«…Сомнения кончились, и Левин уверовал, — во что? Он еще этого строго не определил, но он уже верует. Но вера ли это? — Надобно полагать, что еще нет. Мало того: вряд ли у таких, как Левин, и может быть окончательная вера. Левин любит называть себя народом, но это барич, московский барич средне-высшего круга, историком которого и был по преимуществу граф Л. Толстой. — Я хочу только сказать, что вот эти, как Левин, сколько бы ни прожили с народом или подле народа, но народом вполне не сделаются, мало того — во многих пунктах так и не поймут его никогда вовсе. Мало одного самомнения или акта воли, да еще столь причудливой, чтобы захотеть и стать народом. Пусть он помещик, и работящий помещик, и работы мужицкие знает, и сам косит, и телегу запрячь умеет… Все-таки в душе его, как он ни старайся, останется оттенок чего-то, что можно, я думаю, назвать праздношатайством, — тем самым праздношатайством, физическим и духовным, которое, как он ни крепись, а все же досталось ему по наследству, и которое уж, во всяком случае, видит во всяком барине народ. — А веру свою он разрушит опять, разрушит сам, долго не продержится: выйдет какой-нибудь новый сучок и разом все рухнет. — Одним словом, эта чистая душа есть самая праздно-хаотическая душа, иначе он не был бы современным русским интеллигентным барином, да еще средне-высшего дворянского круга».

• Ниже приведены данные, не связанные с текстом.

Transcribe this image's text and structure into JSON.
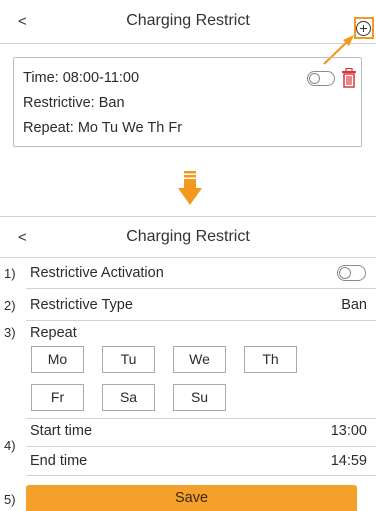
{
  "top_screen": {
    "header": {
      "back_label": "<",
      "title": "Charging Restrict"
    },
    "rule": {
      "time": "Time: 08:00-11:00",
      "restrictive": "Restrictive: Ban",
      "repeat": "Repeat: Mo Tu We Th Fr",
      "enabled": false
    }
  },
  "bottom_screen": {
    "header": {
      "back_label": "<",
      "title": "Charging Restrict"
    },
    "rows": {
      "activation": {
        "num": "1)",
        "label": "Restrictive Activation",
        "enabled": false
      },
      "type": {
        "num": "2)",
        "label": "Restrictive Type",
        "value": "Ban"
      },
      "repeat": {
        "num": "3)",
        "label": "Repeat"
      },
      "time": {
        "num": "4)",
        "start_label": "Start time",
        "start_value": "13:00",
        "end_label": "End time",
        "end_value": "14:59"
      },
      "save": {
        "num": "5)",
        "label": "Save"
      }
    },
    "days": [
      "Mo",
      "Tu",
      "We",
      "Th",
      "Fr",
      "Sa",
      "Su"
    ]
  },
  "colors": {
    "accent": "#f39a1e",
    "delete": "#d9363e",
    "divider": "#d2d2d2"
  },
  "icons": {
    "add": "plus-circle-icon",
    "delete": "trash-icon",
    "pointer": "arrow-icon",
    "transition": "arrow-down-icon"
  }
}
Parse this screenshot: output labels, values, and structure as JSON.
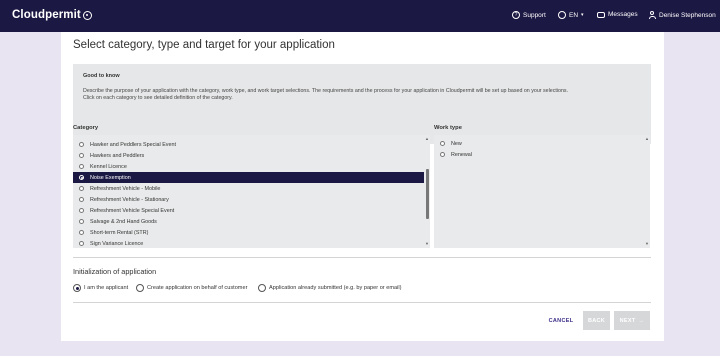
{
  "header": {
    "brand": "Cloudpermit",
    "support": "Support",
    "language": "EN",
    "messages": "Messages",
    "user": "Denise Stephenson"
  },
  "page": {
    "title": "Select category, type and target for your application"
  },
  "info": {
    "title": "Good to know",
    "line1": "Describe the purpose of your application with the category, work type, and work target selections. The requirements and the process for your application in Cloudpermit will be set up based on your selections.",
    "line2": "Click on each category to see detailed definition of the category."
  },
  "category": {
    "label": "Category",
    "options": [
      {
        "label": "Hawker and Peddlers Special Event",
        "selected": false
      },
      {
        "label": "Hawkers and Peddlers",
        "selected": false
      },
      {
        "label": "Kennel Licence",
        "selected": false
      },
      {
        "label": "Noise Exemption",
        "selected": true
      },
      {
        "label": "Refreshment Vehicle - Mobile",
        "selected": false
      },
      {
        "label": "Refreshment Vehicle - Stationary",
        "selected": false
      },
      {
        "label": "Refreshment Vehicle Special Event",
        "selected": false
      },
      {
        "label": "Salvage & 2nd Hand Goods",
        "selected": false
      },
      {
        "label": "Short-term Rental (STR)",
        "selected": false
      },
      {
        "label": "Sign Variance Licence",
        "selected": false
      }
    ],
    "scroll_position": 0.55
  },
  "work_type": {
    "label": "Work type",
    "options": [
      {
        "label": "New"
      },
      {
        "label": "Renewal"
      }
    ]
  },
  "initialization": {
    "title": "Initialization of application",
    "options": [
      {
        "label": "I am the applicant",
        "checked": true
      },
      {
        "label": "Create application on behalf of customer",
        "checked": false
      },
      {
        "label": "Application already submitted (e.g. by paper or email)",
        "checked": false
      }
    ]
  },
  "actions": {
    "cancel": "CANCEL",
    "back": "BACK",
    "next": "NEXT",
    "next_arrow": "→"
  },
  "colors": {
    "header_bg": "#1c1844",
    "page_bg": "#e9e4f2",
    "accent": "#3b2e86",
    "disabled_btn": "#d6d7d9"
  }
}
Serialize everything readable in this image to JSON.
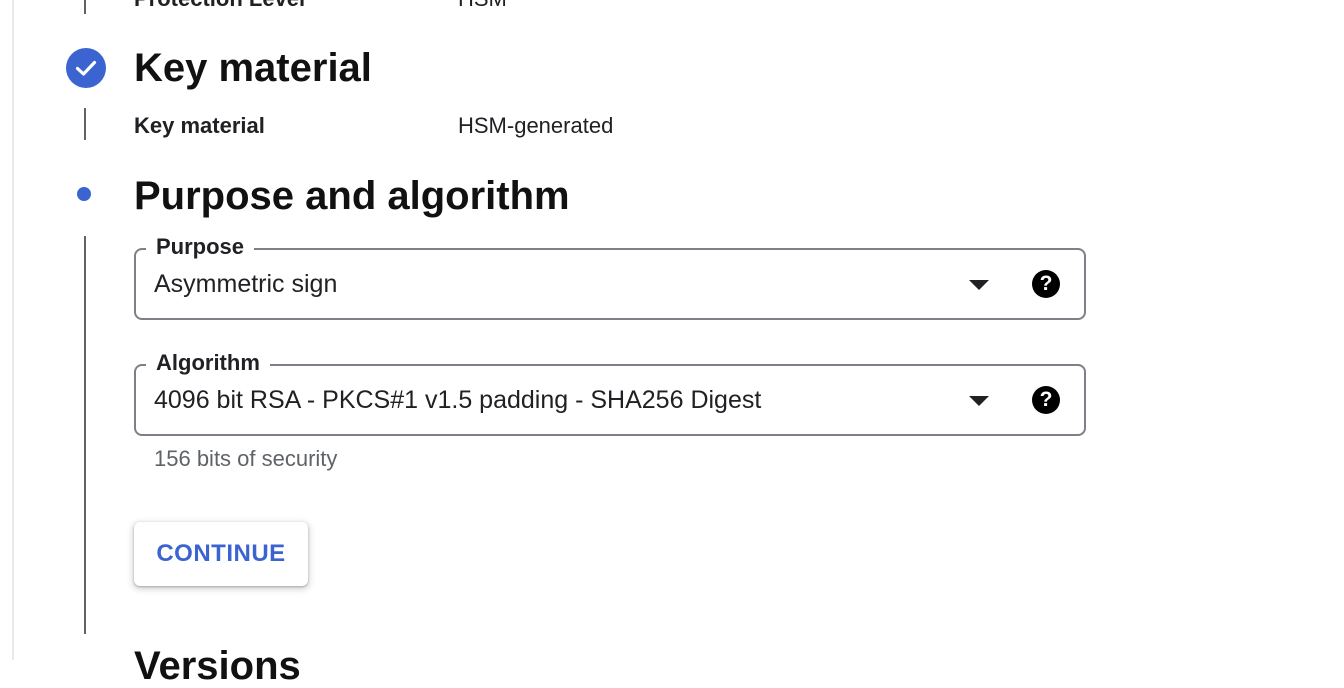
{
  "summary_prev": {
    "label": "Protection Level",
    "value": "HSM"
  },
  "steps": {
    "key_material": {
      "title": "Key material",
      "summary_label": "Key material",
      "summary_value": "HSM-generated",
      "status_icon": "check-circle-icon"
    },
    "purpose_algorithm": {
      "title": "Purpose and algorithm",
      "status_icon": "active-step-dot",
      "purpose": {
        "label": "Purpose",
        "value": "Asymmetric sign"
      },
      "algorithm": {
        "label": "Algorithm",
        "value": "4096 bit RSA - PKCS#1 v1.5 padding - SHA256 Digest",
        "hint": "156 bits of security"
      },
      "continue_label": "CONTINUE"
    },
    "next": {
      "title": "Versions"
    }
  },
  "colors": {
    "accent": "#3b64d0",
    "border": "#7d8086",
    "muted_text": "#5f6368"
  }
}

Не знаменательно ли совпадение в отзыве о Левине и Льве Толстом двух столь своеобразных, чуждых друг другу и даже противоположных умов, как «западник» Тургенев и «славянофил» Достоевский? «Никогда никого не любил, кроме себя самого, — „эгоист до мозга костей“ — „московский барич средне-высшего круга“ — „праздно-хаотическая душа“ — „праздношатайство“». Неужели, однако, это последний приговор?
Кажется, Тургенев и Достоевский справедливы, но не до конца справедливы; в пылу слишком близкой и страстной борьбы не захотели или не сумели они высказать все, что, может быть, им самим уже смутно чуялось и в Левине, и во Льве Толстом, как искателях новой религии. Кажется, теперь для нас, более далеких и более спокойных, возможно и большее проникновение в эту все-таки единственно великую человеческую душу, потому что для нас возможно большее милосердие. А ведь только последнее милосердие есть в то же время и последняя справедливость.
Ежели есть в жизни, в действиях Л. Толстого то, что я называю «эпикурейством» или «охотничеством» дяди Ерошки, что Достоевский, пожалуй, с чрезмерной резкостью, называл «праздношатайством московского барича», то все-таки во внежизненном, творческом созерцании своем и в своей бессознательной стихии — он глубже эпикурейства. Все-таки первая основа души его так же, как у всех людей нашего времени — бездонно глубокая, трагическая. Стоит взглянуть на это лицо, до грубости сильное, лицо еще слепого подземного титана, чтобы почувствовать, что это не только «эпикуреец», не только «барич средне-высшего дворянского круга», и что уж во всяком случае это не обыкновенный, безмятежный и беззастенчивый эпикуреец, как, например, наши русские баре XVIII века, что это — недаром в образе нищего Лазаря от самого себя скрывающийся богач, огорченный, испуганный и застыдившийся эпикуреец. Сквозь лучезарнейшую радость жизни, хотя и не в живом, не в явном, не в дневном, а в темном, закрытом, еще слепом, подземном и тайном лице его я узнаю каинову печать нашего века, печать неисцелимой скорби и гордыни. И те, кого назвал Баратынский
могли бы иногда приветствовать в нем одного из своих —
Будущего он не достиг, но и к прошлому нет для него возврата. Он не доплыл до другого берега, не долетел до другого края бездны — он погибает, но его величие в гибели его.
Он никогда никого не любил, даже и себя не дерзнул любить последнею бесстрастною и бесстрашною любовью. Но кто с большею мукою жаждал любви, чем он? Он никогда ни во что не верил. Но кто с большею неутомимостью жаждал веры, чем он? Это не все, но разве этого мало?
«Пускай, — говорит он в „Исповеди“, — пускай я, выпавший птенец, лежу на спине, пищу в высокой траве, но я пищу оттого, что знаю, что меня в себе выносила мать, высиживала, грела, кормила, любила. Где она, эта мать? Если забросили меня, то кто же забросил? Не могу я скрыть от себя, что, любя, родил меня кто-то. Кто же этот кто-то?»